An academic project to implement Value Iteration, Policy Iteration that plan/learn to play 3x3 Tic-Tac-Toe game in Java.
-
ValueIterationAgent.java - A Value Iteration agent for solving the Tic-Tac-Toe game with an assumed MDP model.
-
PolicyIterationAgent.java - A Policy Iteration agent for solving the Tic-Tac-Toe game with an assumed MDP model.
-
QLearningAgent.java - A q-learner, Reinforcement Learning agent for the Tic-Tac-Toe game.
-
Game.java - The 3x3 Tic-Tac-Toe game implementation.
-
TTTMDP.java - Defines the Tic-Tac-Toe MDP model
-
TTTEnvironment.java - Defines the Tic-Tac-Toe Reinforcement Learning environment
-
Agent.java - Abstract class defining a general agent, which other agents subclass.
-
HumanAgent.java - Defines a human agent that uses the command line to ask the user for the next move
-
RandomAgent.java - Tic-Tac-Toe agent that plays randomly according to a RandomPolicy
-
Move.java - Defines a Tic-Tac-Toe game move
-
Outcome.java - A transition outcome tuple (s,a,r,s’)
-
Policy.java - An abstract class defining a policy – you should subclass this to define your own policies
-
TransitionProb.java - A tuple containing an Outcome object and a probability of the Outcome occurring.
-
RandomPolicy.java - A subclass of policy – it’s a random policy used by a RandomAgent instance.

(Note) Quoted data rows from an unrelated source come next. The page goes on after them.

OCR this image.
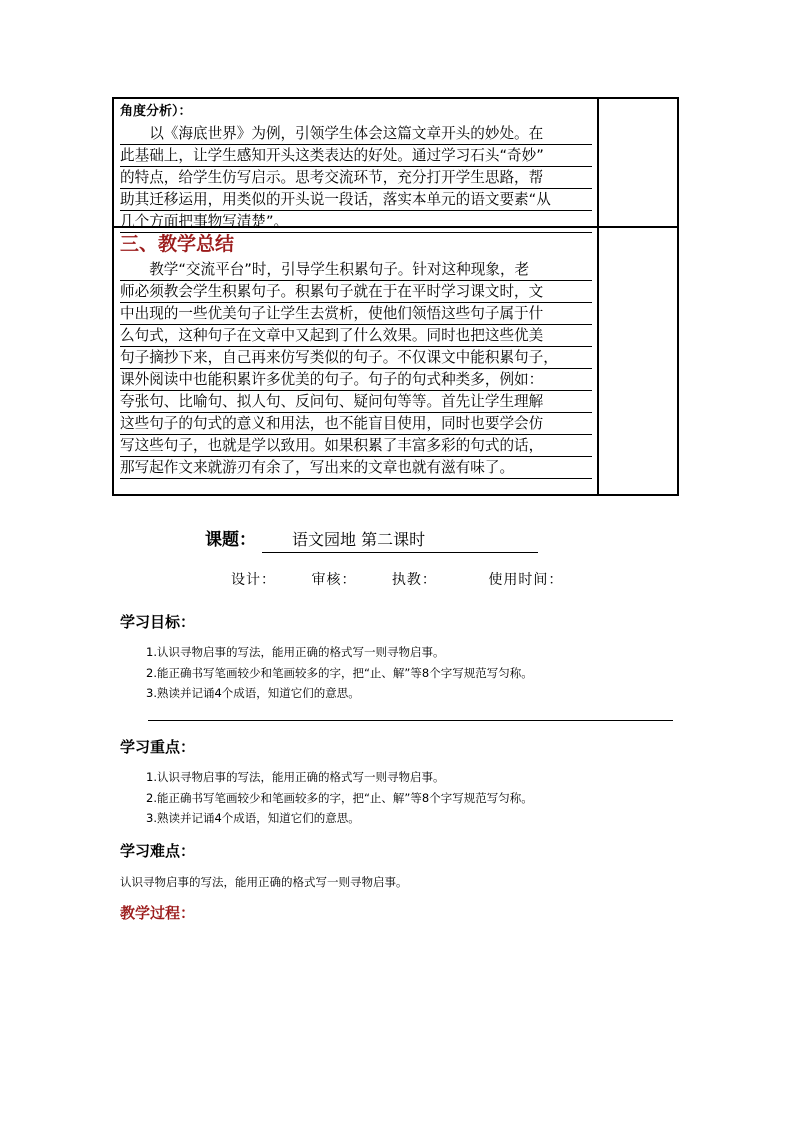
角度分析）：
　　以《海底世界》为例，引领学生体会这篇文章开头的妙处。在
此基础上，让学生感知开头这类表达的好处。通过学习石头“奇妙”
的特点，给学生仿写启示。思考交流环节，充分打开学生思路，帮
助其迁移运用，用类似的开头说一段话，落实本单元的语文要素“从
几个方面把事物写清楚”。
三、教学总结
　　教学“交流平台”时，引导学生积累句子。针对这种现象，老
师必须教会学生积累句子。积累句子就在于在平时学习课文时，文
中出现的一些优美句子让学生去赏析，使他们领悟这些句子属于什
么句式，这种句子在文章中又起到了什么效果。同时也把这些优美
句子摘抄下来，自己再来仿写类似的句子。不仅课文中能积累句子，
课外阅读中也能积累许多优美的句子。句子的句式种类多，例如：
夸张句、比喻句、拟人句、反问句、疑问句等等。首先让学生理解
这些句子的句式的意义和用法，也不能盲目使用，同时也要学会仿
写这些句子，也就是学以致用。如果积累了丰富多彩的句式的话，
那写起作文来就游刃有余了，写出来的文章也就有滋有味了。
课题： 语文园地 第二课时
设计：	审核：	执教：	使用时间：
学习目标：
1.认识寻物启事的写法，能用正确的格式写一则寻物启事。
2.能正确书写笔画较少和笔画较多的字，把“止、解”等8个字写规范写匀称。
3.熟读并记诵4个成语，知道它们的意思。
学习重点：
1.认识寻物启事的写法，能用正确的格式写一则寻物启事。
2.能正确书写笔画较少和笔画较多的字，把“止、解”等8个字写规范写匀称。
3.熟读并记诵4个成语，知道它们的意思。
学习难点：
认识寻物启事的写法，能用正确的格式写一则寻物启事。
教学过程：
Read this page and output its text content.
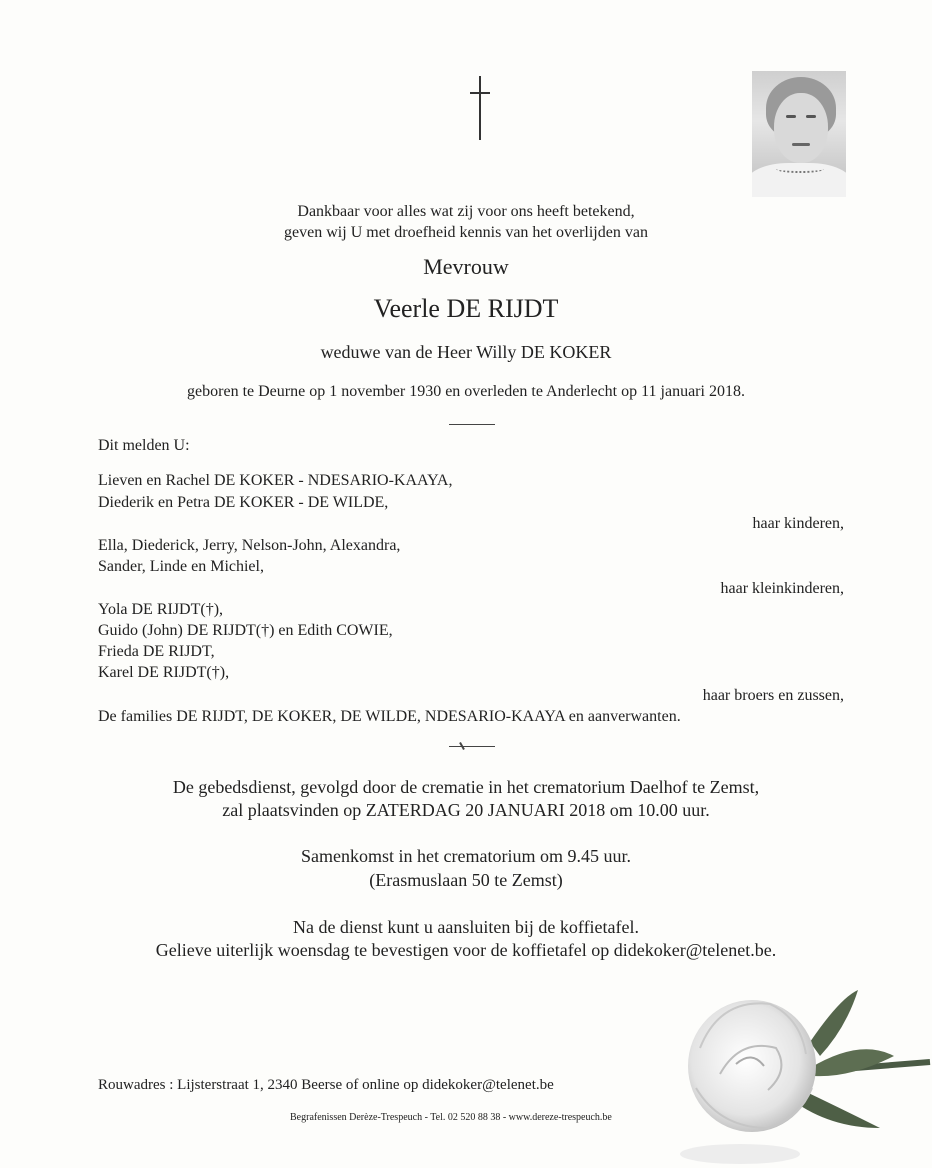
Dankbaar voor alles wat zij voor ons heeft betekend,
geven wij U met droefheid kennis van het overlijden van
Mevrouw
Veerle DE RIJDT
weduwe van de Heer Willy DE KOKER
geboren te Deurne op 1 november 1930 en overleden te Anderlecht op 11 januari 2018.
Dit melden U:
Lieven en Rachel DE KOKER - NDESARIO-KAAYA,
Diederik en Petra DE KOKER - DE WILDE,
haar kinderen,
Ella, Diederick, Jerry, Nelson-John, Alexandra,
Sander, Linde en Michiel,
haar kleinkinderen,
Yola DE RIJDT(†),
Guido (John) DE RIJDT(†) en Edith COWIE,
Frieda DE RIJDT,
Karel DE RIJDT(†),
haar broers en zussen,
De families DE RIJDT, DE KOKER, DE WILDE, NDESARIO-KAAYA en aanverwanten.
De gebedsdienst, gevolgd door de crematie in het crematorium Daelhof te Zemst,
zal plaatsvinden op ZATERDAG 20 JANUARI 2018 om 10.00 uur.
Samenkomst in het crematorium om 9.45 uur.
(Erasmuslaan 50 te Zemst)
Na de dienst kunt u aansluiten bij de koffietafel.
Gelieve uiterlijk woensdag te bevestigen voor de koffietafel op didekoker@telenet.be.
Rouwadres : Lijsterstraat 1, 2340 Beerse of online op didekoker@telenet.be
Begrafenissen Derèze-Trespeuch - Tel. 02 520 88 38 - www.dereze-trespeuch.be
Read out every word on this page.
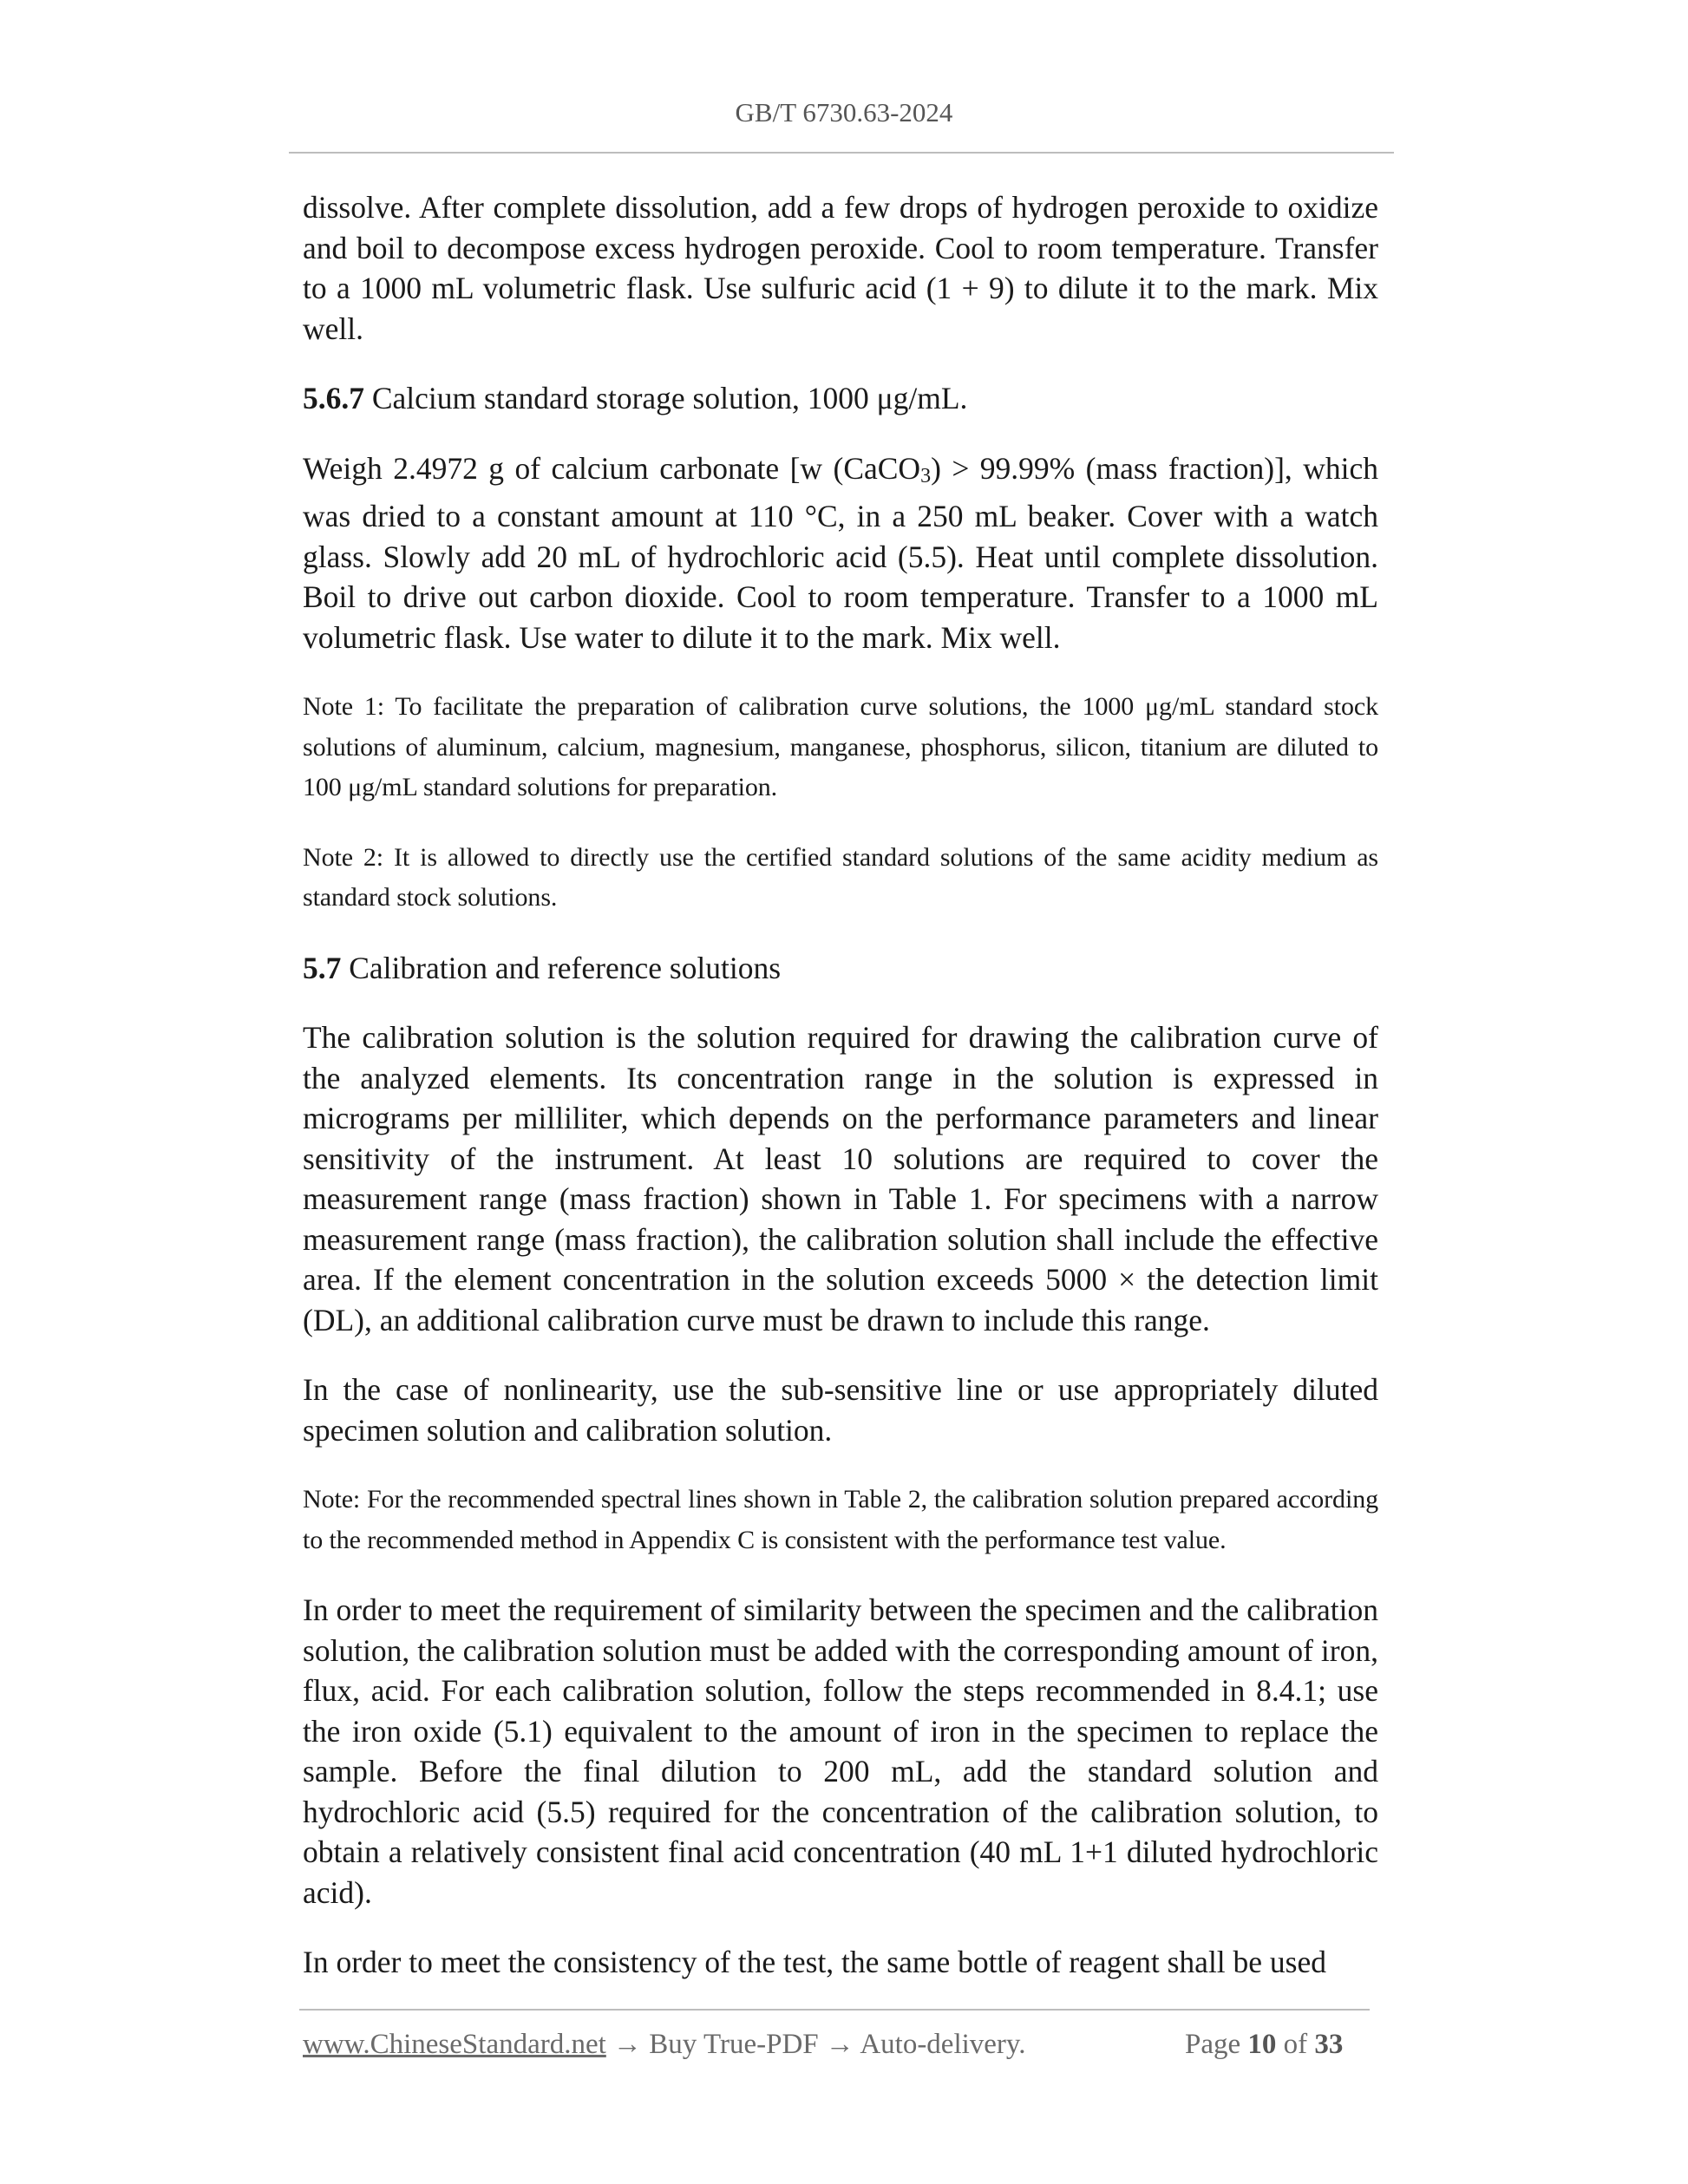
GB/T 6730.63-2024

dissolve. After complete dissolution, add a few drops of hydrogen peroxide to oxidize and boil to decompose excess hydrogen peroxide. Cool to room temperature. Transfer to a 1000 mL volumetric flask. Use sulfuric acid (1 + 9) to dilute it to the mark. Mix well.

5.6.7 Calcium standard storage solution, 1000 μg/mL.

Weigh 2.4972 g of calcium carbonate [w (CaCO$_3$) > 99.99% (mass fraction)], which was dried to a constant amount at 110 °C, in a 250 mL beaker. Cover with a watch glass. Slowly add 20 mL of hydrochloric acid (5.5). Heat until complete dissolution. Boil to drive out carbon dioxide. Cool to room temperature. Transfer to a 1000 mL volumetric flask. Use water to dilute it to the mark. Mix well.

Note 1: To facilitate the preparation of calibration curve solutions, the 1000 μg/mL standard stock solutions of aluminum, calcium, magnesium, manganese, phosphorus, silicon, titanium are diluted to 100 μg/mL standard solutions for preparation.

Note 2: It is allowed to directly use the certified standard solutions of the same acidity medium as standard stock solutions.

5.7 Calibration and reference solutions

The calibration solution is the solution required for drawing the calibration curve of the analyzed elements. Its concentration range in the solution is expressed in micrograms per milliliter, which depends on the performance parameters and linear sensitivity of the instrument. At least 10 solutions are required to cover the measurement range (mass fraction) shown in Table 1. For specimens with a narrow measurement range (mass fraction), the calibration solution shall include the effective area. If the element concentration in the solution exceeds 5000 × the detection limit (DL), an additional calibration curve must be drawn to include this range.

In the case of nonlinearity, use the sub-sensitive line or use appropriately diluted specimen solution and calibration solution.

Note: For the recommended spectral lines shown in Table 2, the calibration solution prepared according to the recommended method in Appendix C is consistent with the performance test value.

In order to meet the requirement of similarity between the specimen and the calibration solution, the calibration solution must be added with the corresponding amount of iron, flux, acid. For each calibration solution, follow the steps recommended in 8.4.1; use the iron oxide (5.1) equivalent to the amount of iron in the specimen to replace the sample. Before the final dilution to 200 mL, add the standard solution and hydrochloric acid (5.5) required for the concentration of the calibration solution, to obtain a relatively consistent final acid concentration (40 mL 1+1 diluted hydrochloric acid).

In order to meet the consistency of the test, the same bottle of reagent shall be used

www.ChineseStandard.net → Buy True-PDF → Auto-delivery.	Page 10 of 33
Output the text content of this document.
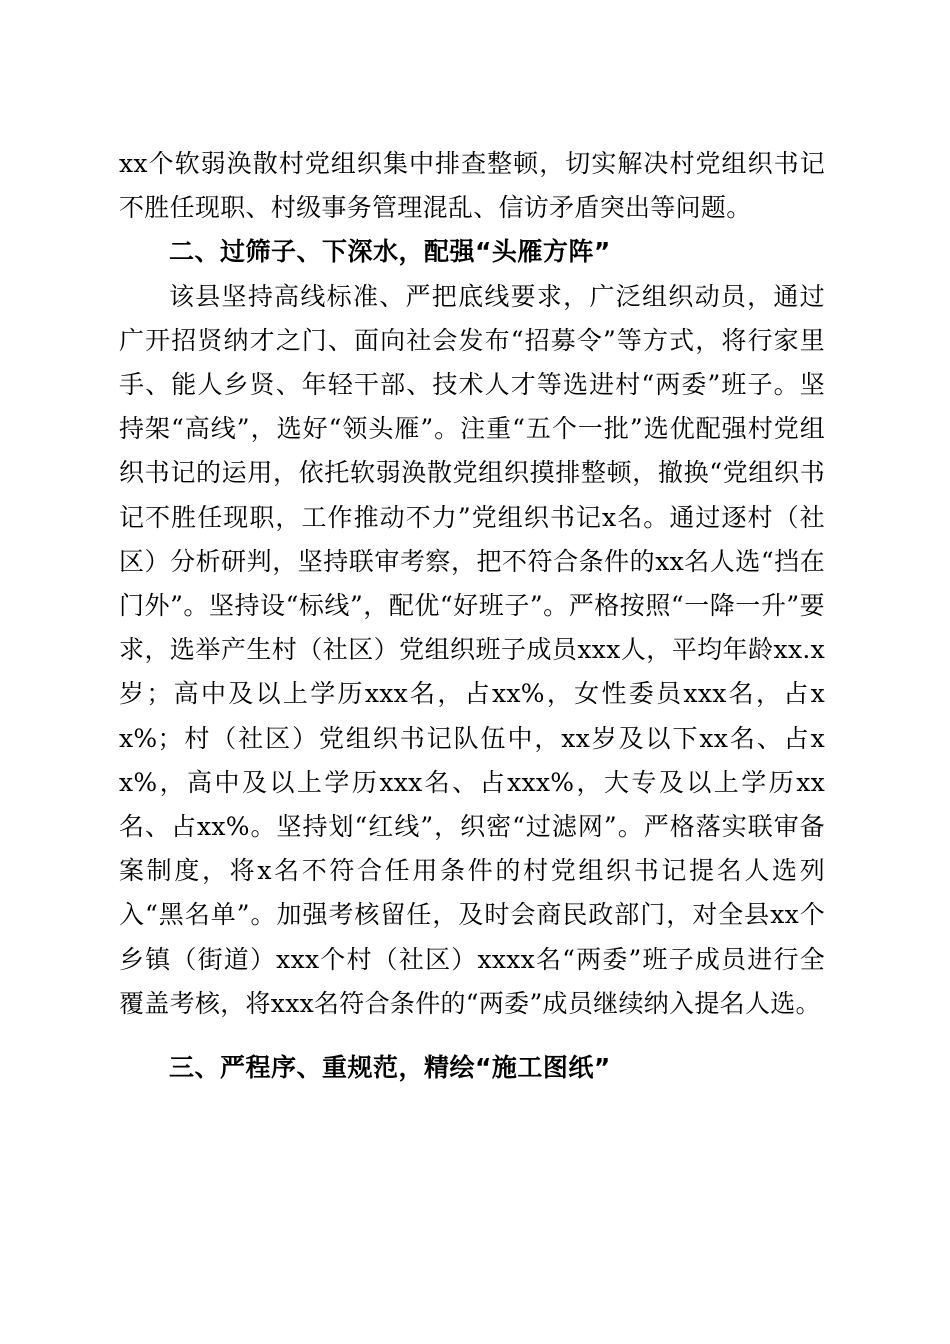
xx个软弱涣散村党组织集中排查整顿，切实解决村党组织书记不胜任现职、村级事务管理混乱、信访矛盾突出等问题。

二、过筛子、下深水，配强“头雁方阵”

该县坚持高线标准、严把底线要求，广泛组织动员，通过广开招贤纳才之门、面向社会发布“招募令”等方式，将行家里手、能人乡贤、年轻干部、技术人才等选进村“两委”班子。坚持架“高线”，选好“领头雁”。注重“五个一批”选优配强村党组织书记的运用，依托软弱涣散党组织摸排整顿，撤换“党组织书记不胜任现职，工作推动不力”党组织书记x名。通过逐村（社区）分析研判，坚持联审考察，把不符合条件的xx名人选“挡在门外”。坚持设“标线”，配优“好班子”。严格按照“一降一升”要求，选举产生村（社区）党组织班子成员xxx人，平均年龄xx.x岁；高中及以上学历xxx名，占xx%，女性委员xxx名，占xx%；村（社区）党组织书记队伍中，xx岁及以下xx名、占xx%，高中及以上学历xxx名、占xxx%，大专及以上学历xx名、占xx%。坚持划“红线”，织密“过滤网”。严格落实联审备案制度，将x名不符合任用条件的村党组织书记提名人选列入“黑名单”。加强考核留任，及时会商民政部门，对全县xx个乡镇（街道）xxx个村（社区）xxxx名“两委”班子成员进行全覆盖考核，将xxx名符合条件的“两委”成员继续纳入提名人选。

三、严程序、重规范，精绘“施工图纸”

Run Game.java without any parameters and you’ll be able to play the RandomAgent using the command line. From within the top level, main project folder:
java –cp target/classes/ ticTacToe.Game
You should be able to win or draw easily against this agent. Not a very good agent! You can control many aspects of the Game, but mainly which agents will play each other. A full list of options is available by running:
java –cp target/classes/ ticTacToe.Game -h
Use the –x & -o options to specify the agents that you want to play the game. Value Iteration, Policy Iteration, and Q-Learning agents are denoted as vi, pi & ql respectively, and can only play X in the game. This ignores the problem of dealing with isomorphic state spaces (mapping x’s to o’s and o’s to x’s in this case). For example if you want two RandomAgents to play out the game, you do it like this:
java target/classes/ ticTacToe.Game –x random –o random
Look at the console output that accompanies playing the game. You will be told about the rewards that the ‘X’ agent receives. The `O’ agent is always assumed to be part of the environment.